Mein Projekt

Die Schule

Die Schule an der ich arbeite, heißt Filbert Bayi School. Sie besteht aus der Secondary und Primary school in Kibaha und aus der Primary und Nursery school in Kimara. Ich unterrichte am Montag, Dienstag, Mittwoch und Samstag in Kibaha und am Freitag in Kimara. Kibaha liegt etwa 50 km und Kimara etwa 16 km von Dar Es Salaam, der größten Stadt Tansanias, entfernt.
Die Schule ist nach dem ehemaligen tansanischen Mittelstrecken- und Hindernisläufer Filbert Bayi benannt. Er brach bei den British Commonwealth Games 1974 in Christchurch, im Alter von nur 20 Jahren, den 1.500-m-Weltrekord und holte die olympische Silbermedaille. Nach dem Ende seiner Sportkarriere engagierte sich Bayi in Bildungsprojekten. Er zeigte großen Einsatz bei der Errichtung der Filbert-Bayi-Foundation mit Sitz in Mkuza (Tansania), die sich seit 2003 der Förderung leichtathletischer Nachwuchstalente verschrieben hat. Neben der Sportförderung ist es der Filbert-Bayi-Foundation ein Anliegen, junge Menschen über Aids aufzuklären und ihnen durch Bildungsangebote einen Weg aus der Armut zu bieten.
Die Filbert Bayi School wird von Filbert Bayi und seiner Frau geleitet.
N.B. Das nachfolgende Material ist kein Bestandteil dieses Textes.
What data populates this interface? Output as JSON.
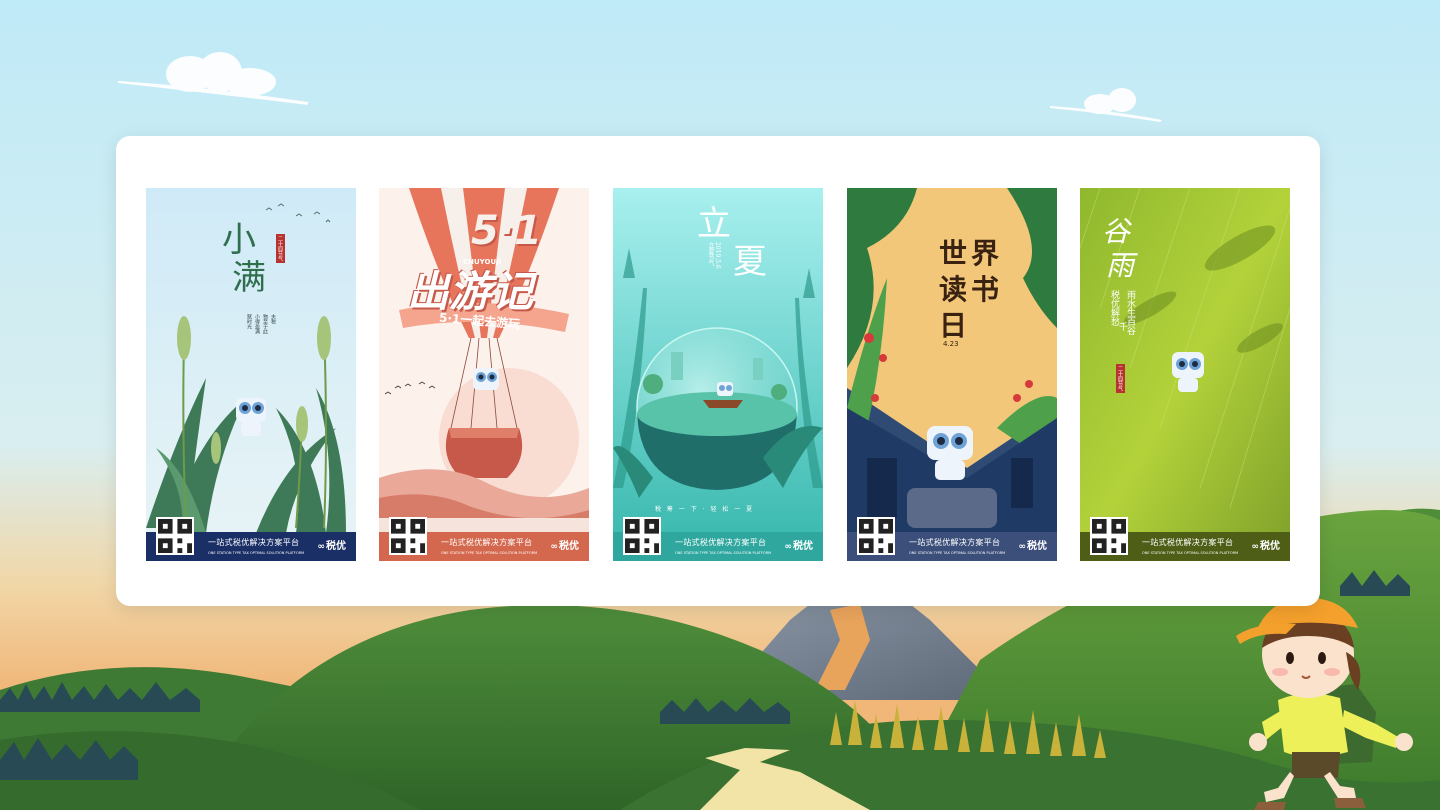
{
  "posters": [
    {
      "title_line1": "小",
      "title_line2": "满",
      "seal": "二十四节气",
      "verse": [
        "物至于此",
        "小得盈满",
        "夫税",
        "赋时光"
      ],
      "footer_slogan": "一站式税优解决方案平台",
      "footer_slogan_en": "ONE STATION TYPE TAX OPTIMAL SOLUTION PLATFORM",
      "brand": "税优"
    },
    {
      "big_number": "5·1",
      "pinyin": "CHUYOUJI",
      "title": "出游记",
      "ribbon": "5·1一起去游玩",
      "footer_slogan": "一站式税优解决方案平台",
      "footer_slogan_en": "ONE STATION TYPE TAX OPTIMAL SOLUTION PLATFORM",
      "brand": "税优"
    },
    {
      "title_line1": "立",
      "title_line2": "夏",
      "date": "2019.5.6",
      "date_label": "立夏节气",
      "bottom_line": "税 筹 一 下 · 轻 松 一 夏",
      "footer_slogan": "一站式税优解决方案平台",
      "footer_slogan_en": "ONE STATION TYPE TAX OPTIMAL SOLUTION PLATFORM",
      "brand": "税优"
    },
    {
      "title_line1": "世界读",
      "title_line2": "书日",
      "title_chars": [
        "世",
        "界",
        "读",
        "书",
        "日"
      ],
      "date": "4.23",
      "footer_slogan": "一站式税优解决方案平台",
      "footer_slogan_en": "ONE STATION TYPE TAX OPTIMAL SOLUTION PLATFORM",
      "brand": "税优"
    },
    {
      "title_line1": "谷",
      "title_line2": "雨",
      "verse_col1": "税优解愁",
      "verse_col2": "雨水生百谷",
      "verse_col3": "千",
      "seal": "二十四节气",
      "footer_slogan": "一站式税优解决方案平台",
      "footer_slogan_en": "ONE STATION TYPE TAX OPTIMAL SOLUTION PLATFORM",
      "brand": "税优"
    }
  ],
  "colors": {
    "sky_top": "#c8eef8",
    "sky_bottom": "#f3c58f",
    "hills": "#4f8a3a",
    "card": "#ffffff",
    "footer_navy": "#1a2f66",
    "footer_coral": "#d4684e",
    "footer_teal": "#2fa79f",
    "footer_slate": "#3b4f7a",
    "footer_olive": "#4e5e16"
  },
  "icons": [
    "cloud-icon",
    "qr-code-icon",
    "mascot-icon",
    "brand-logo-icon",
    "hiker-character-icon"
  ]
}
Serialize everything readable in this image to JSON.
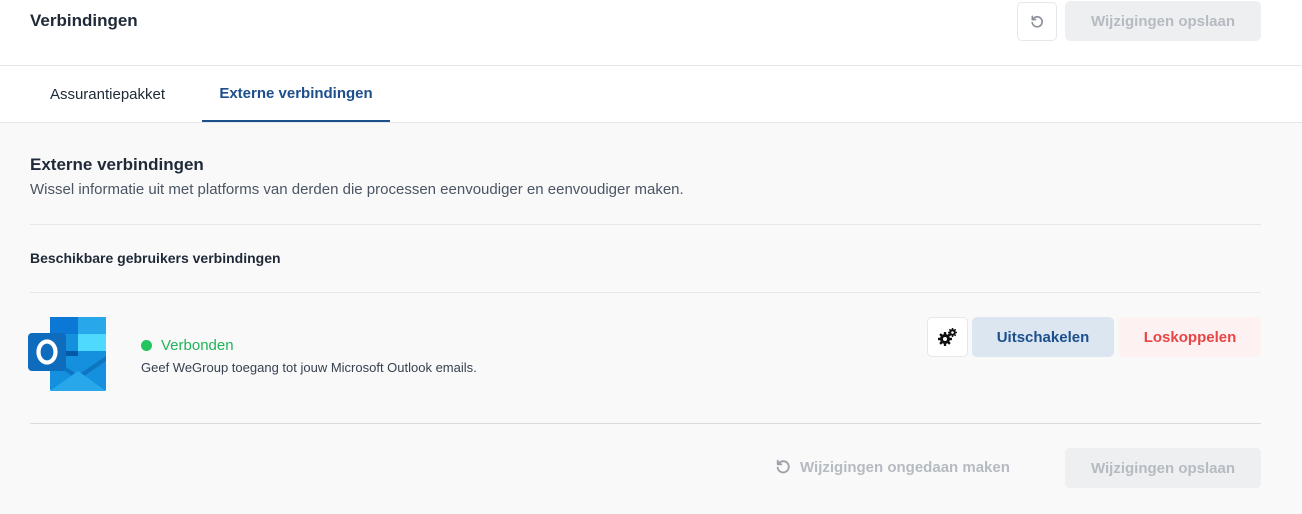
{
  "header": {
    "title": "Verbindingen",
    "save_label": "Wijzigingen opslaan",
    "undo_icon": "undo-icon"
  },
  "tabs": [
    {
      "label": "Assurantiepakket",
      "active": false
    },
    {
      "label": "Externe verbindingen",
      "active": true
    }
  ],
  "section": {
    "title": "Externe verbindingen",
    "description": "Wissel informatie uit met platforms van derden die processen eenvoudiger en eenvoudiger maken.",
    "subtitle": "Beschikbare gebruikers verbindingen"
  },
  "connection": {
    "icon": "outlook-icon",
    "status": "Verbonden",
    "status_color": "#22c55e",
    "description": "Geef WeGroup toegang tot jouw Microsoft Outlook emails.",
    "settings_icon": "gears-icon",
    "disable_label": "Uitschakelen",
    "disconnect_label": "Loskoppelen"
  },
  "footer": {
    "revert_label": "Wijzigingen ongedaan maken",
    "save_label": "Wijzigingen opslaan"
  },
  "colors": {
    "accent": "#1d4f8c",
    "danger": "#e84545",
    "success": "#22c55e"
  }
}
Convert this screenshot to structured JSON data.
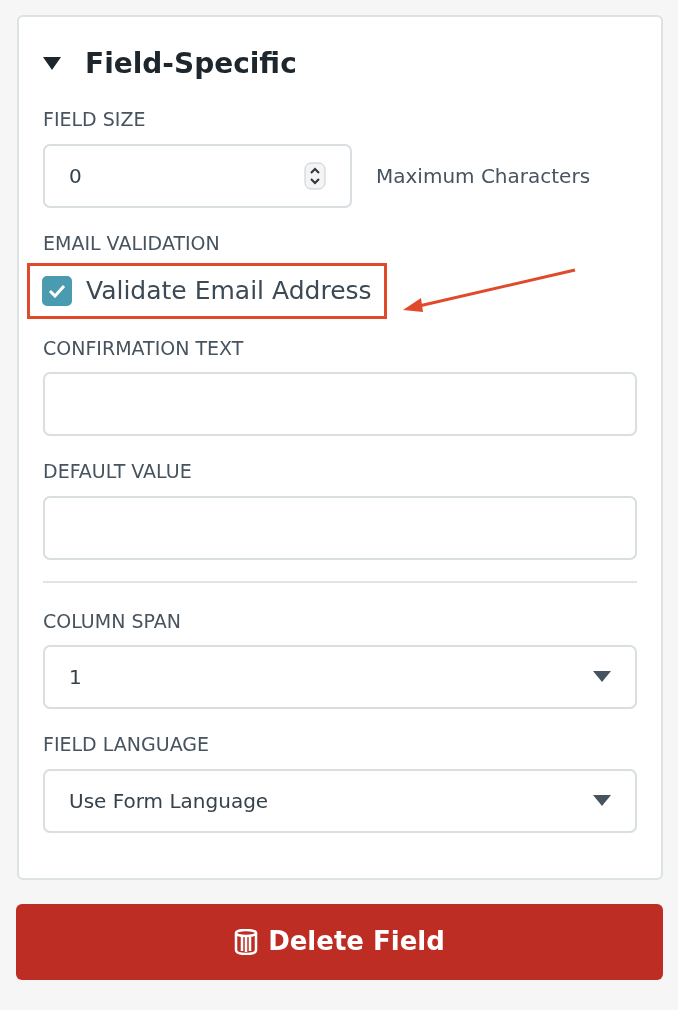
{
  "section": {
    "title": "Field-Specific",
    "expanded": true
  },
  "fields": [
    {
      "kind": "number",
      "label": "FIELD SIZE",
      "value": "0",
      "suffix": "Maximum Characters"
    },
    {
      "kind": "checkbox",
      "label": "EMAIL VALIDATION",
      "text": "Validate Email Address",
      "checked": true,
      "highlighted": true
    },
    {
      "kind": "text",
      "label": "CONFIRMATION TEXT"
    },
    {
      "kind": "text",
      "label": "DEFAULT VALUE"
    },
    {
      "kind": "divider"
    },
    {
      "kind": "select",
      "label": "COLUMN SPAN",
      "value": "1"
    },
    {
      "kind": "select",
      "label": "FIELD LANGUAGE",
      "value": "Use Form Language"
    }
  ],
  "delete_button": {
    "label": "Delete Field"
  }
}
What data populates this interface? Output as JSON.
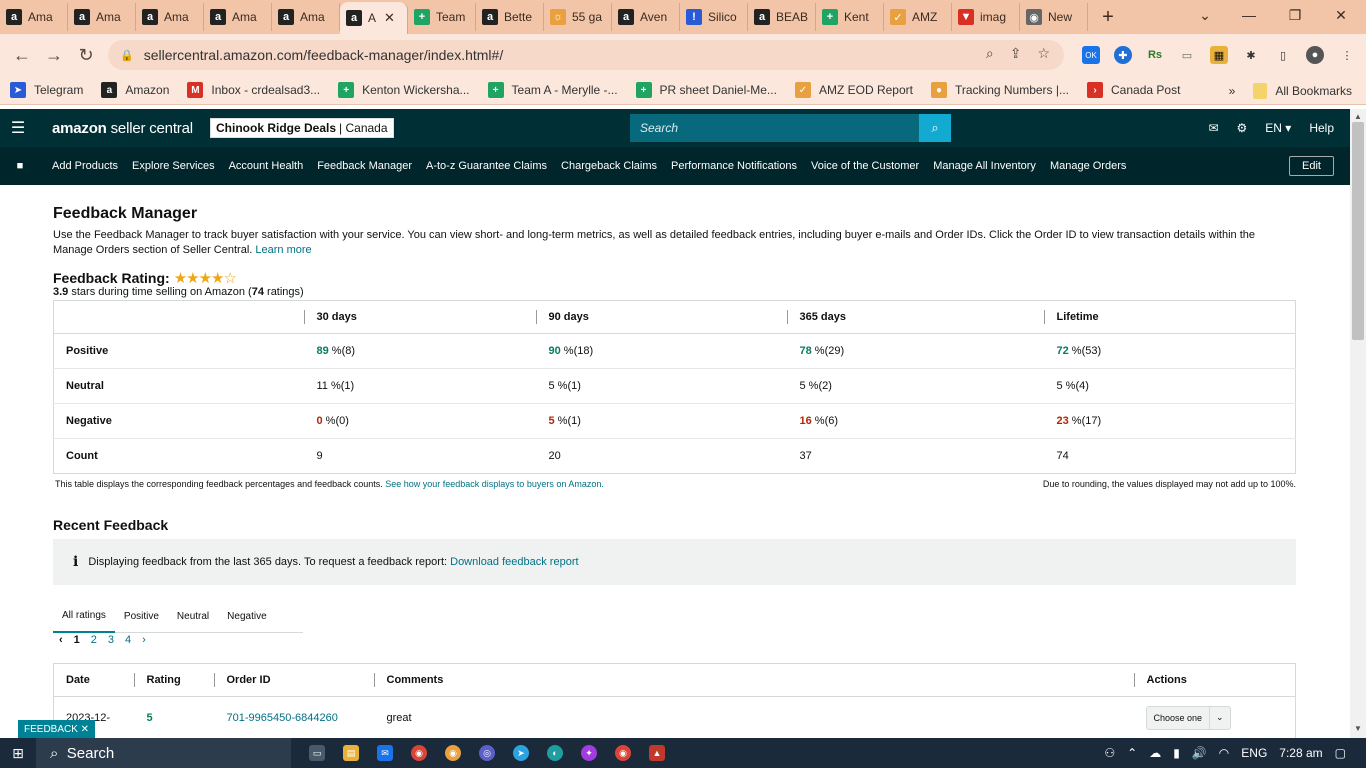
{
  "browser": {
    "tabs": [
      {
        "label": "Ama",
        "favicon": "a"
      },
      {
        "label": "Ama",
        "favicon": "a"
      },
      {
        "label": "Ama",
        "favicon": "a"
      },
      {
        "label": "Ama",
        "favicon": "a"
      },
      {
        "label": "Ama",
        "favicon": "a"
      },
      {
        "label": "A",
        "favicon": "a"
      },
      {
        "label": "Team",
        "favicon": "+"
      },
      {
        "label": "Bette",
        "favicon": "a"
      },
      {
        "label": "55 ga",
        "favicon": "☼"
      },
      {
        "label": "Aven",
        "favicon": "a"
      },
      {
        "label": "Silico",
        "favicon": "!"
      },
      {
        "label": "BEAB",
        "favicon": "a"
      },
      {
        "label": "Kent",
        "favicon": "+"
      },
      {
        "label": "AMZ",
        "favicon": "✓"
      },
      {
        "label": "imag",
        "favicon": "▼"
      },
      {
        "label": "New",
        "favicon": "◉"
      }
    ],
    "new_tab": "+",
    "url": "sellercentral.amazon.com/feedback-manager/index.html#/",
    "ext_ok": "OK",
    "ext_rs": "Rs",
    "bookmarks": [
      {
        "label": "Telegram",
        "favicon": "➤"
      },
      {
        "label": "Amazon",
        "favicon": "a"
      },
      {
        "label": "Inbox - crdealsad3...",
        "favicon": "M"
      },
      {
        "label": "Kenton Wickersha...",
        "favicon": "+"
      },
      {
        "label": "Team A - Merylle -...",
        "favicon": "+"
      },
      {
        "label": "PR sheet Daniel-Me...",
        "favicon": "+"
      },
      {
        "label": "AMZ EOD Report",
        "favicon": "✓"
      },
      {
        "label": "Tracking Numbers |...",
        "favicon": "●"
      },
      {
        "label": "Canada Post",
        "favicon": "›"
      }
    ],
    "bookmarks_overflow": "»",
    "all_bookmarks": "All Bookmarks"
  },
  "header": {
    "logo_bold": "amazon",
    "logo_rest": " seller central",
    "store_name": "Chinook Ridge Deals",
    "store_region": "| Canada",
    "search_placeholder": "Search",
    "language": "EN",
    "help": "Help"
  },
  "nav": {
    "links": [
      "Add Products",
      "Explore Services",
      "Account Health",
      "Feedback Manager",
      "A-to-z Guarantee Claims",
      "Chargeback Claims",
      "Performance Notifications",
      "Voice of the Customer",
      "Manage All Inventory",
      "Manage Orders"
    ],
    "edit": "Edit"
  },
  "page": {
    "title": "Feedback Manager",
    "description": "Use the Feedback Manager to track buyer satisfaction with your service. You can view short- and long-term metrics, as well as detailed feedback entries, including buyer e-mails and Order IDs. Click the Order ID to view transaction details within the Manage Orders section of Seller Central.",
    "learn_more": "Learn more",
    "rating_title": "Feedback Rating:",
    "rating_value": 3.9,
    "rating_stars": "★★★★☆",
    "rating_sub_pre": "3.9",
    "rating_sub_mid": " stars during time selling on Amazon (",
    "rating_sub_count": "74",
    "rating_sub_post": " ratings)"
  },
  "feedback_table": {
    "headers": [
      "30 days",
      "90 days",
      "365 days",
      "Lifetime"
    ],
    "rows": [
      {
        "label": "Positive",
        "cells": [
          {
            "pct": "89",
            "rest": " %(8)"
          },
          {
            "pct": "90",
            "rest": " %(18)"
          },
          {
            "pct": "78",
            "rest": " %(29)"
          },
          {
            "pct": "72",
            "rest": " %(53)"
          }
        ]
      },
      {
        "label": "Neutral",
        "cells": [
          {
            "pct": "11",
            "rest": " %(1)"
          },
          {
            "pct": "5",
            "rest": " %(1)"
          },
          {
            "pct": "5",
            "rest": " %(2)"
          },
          {
            "pct": "5",
            "rest": " %(4)"
          }
        ]
      },
      {
        "label": "Negative",
        "cells": [
          {
            "pct": "0",
            "rest": " %(0)"
          },
          {
            "pct": "5",
            "rest": " %(1)"
          },
          {
            "pct": "16",
            "rest": " %(6)"
          },
          {
            "pct": "23",
            "rest": " %(17)"
          }
        ]
      },
      {
        "label": "Count",
        "cells": [
          {
            "pct": "9",
            "rest": ""
          },
          {
            "pct": "20",
            "rest": ""
          },
          {
            "pct": "37",
            "rest": ""
          },
          {
            "pct": "74",
            "rest": ""
          }
        ]
      }
    ],
    "footnote_left": "This table displays the corresponding feedback percentages and feedback counts.",
    "footnote_link": "See how your feedback displays to buyers on Amazon.",
    "footnote_right": "Due to rounding, the values displayed may not add up to 100%."
  },
  "recent": {
    "title": "Recent Feedback",
    "info_text": "Displaying feedback from the last 365 days. To request a feedback report:",
    "info_link": "Download feedback report",
    "tabs": [
      "All ratings",
      "Positive",
      "Neutral",
      "Negative"
    ],
    "pages": [
      "1",
      "2",
      "3",
      "4"
    ],
    "prev": "‹",
    "next": "›",
    "headers": [
      "Date",
      "Rating",
      "Order ID",
      "Comments",
      "Actions"
    ],
    "rows": [
      {
        "date": "2023-12-",
        "rating": "5",
        "order_id": "701-9965450-6844260",
        "comment": "great",
        "action": "Choose one"
      }
    ]
  },
  "feedback_tag": "FEEDBACK ✕",
  "taskbar": {
    "search": "Search",
    "language": "ENG",
    "time": "7:28 am"
  },
  "colors": {
    "header_bg": "#002f36",
    "nav_bg": "#00252a",
    "link": "#007185",
    "positive": "#067d62",
    "negative": "#b12704",
    "tab_strip": "#f2c5a8"
  }
}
Das Konzept der Schule ist es, auf die Bedürfnisse der Kinder einzugehen und deren Stärken zu fördern, so dass alle Schüler Erfolgserlebnisse haben und zu verantwortungsbewussten Menschen heranwachsen.

Meine Aufgaben vor Ort

Gemeinsam mit meinem Projektpartner Thore arbeite ich an den Schulen in Kibaha und Kimara. Vormittags geben wir am Montag und Mittwoch an der Primary School in Kibaha Sportunterricht. Die Schüler der Secondary School unterrichten wir am Dienstag Nachmittag in Deutsch und am Samstag Vormittag in Sport. An der Primary School in Kimara sind wir immer freitags. Nachmittags sind wir für die Freizeitgestaltung und Sportangebote zuständig und haben die Möglichkeit, eigene Ideen einzubringen und eigenständig Projekte durchzuführen. Der Schwerpunkt meines Aufgabenfeldes liegt auf dem Medium Sport, um so persönliche und soziale Fähigkeiten der Kinder zu fördern. Ich möchte den Kindern Spaß an der Bewegung vermitteln. Durch Lauf- und Fangspiele sowie Mannschaftssportarten und Leichtathletik kann die Entwicklung von Werten und Normen wie Fairness, Teamgeist, Verantwortung, Fitness und Empathie gefördert werden.
Da wir die Ersten sind, die in diesem Projekt einen entwicklungspolitischen Freiwilligendienst im Sport leisten, können wir nicht auf die Erfahrungen und bestehende Projekte von Vorgängern zurückgreifen. Dies bietet jedoch für uns auch die Chance, viele eigene Ideen einzubringen und das Aufgabenfeld für nachkommende Freiwillige zu prägen.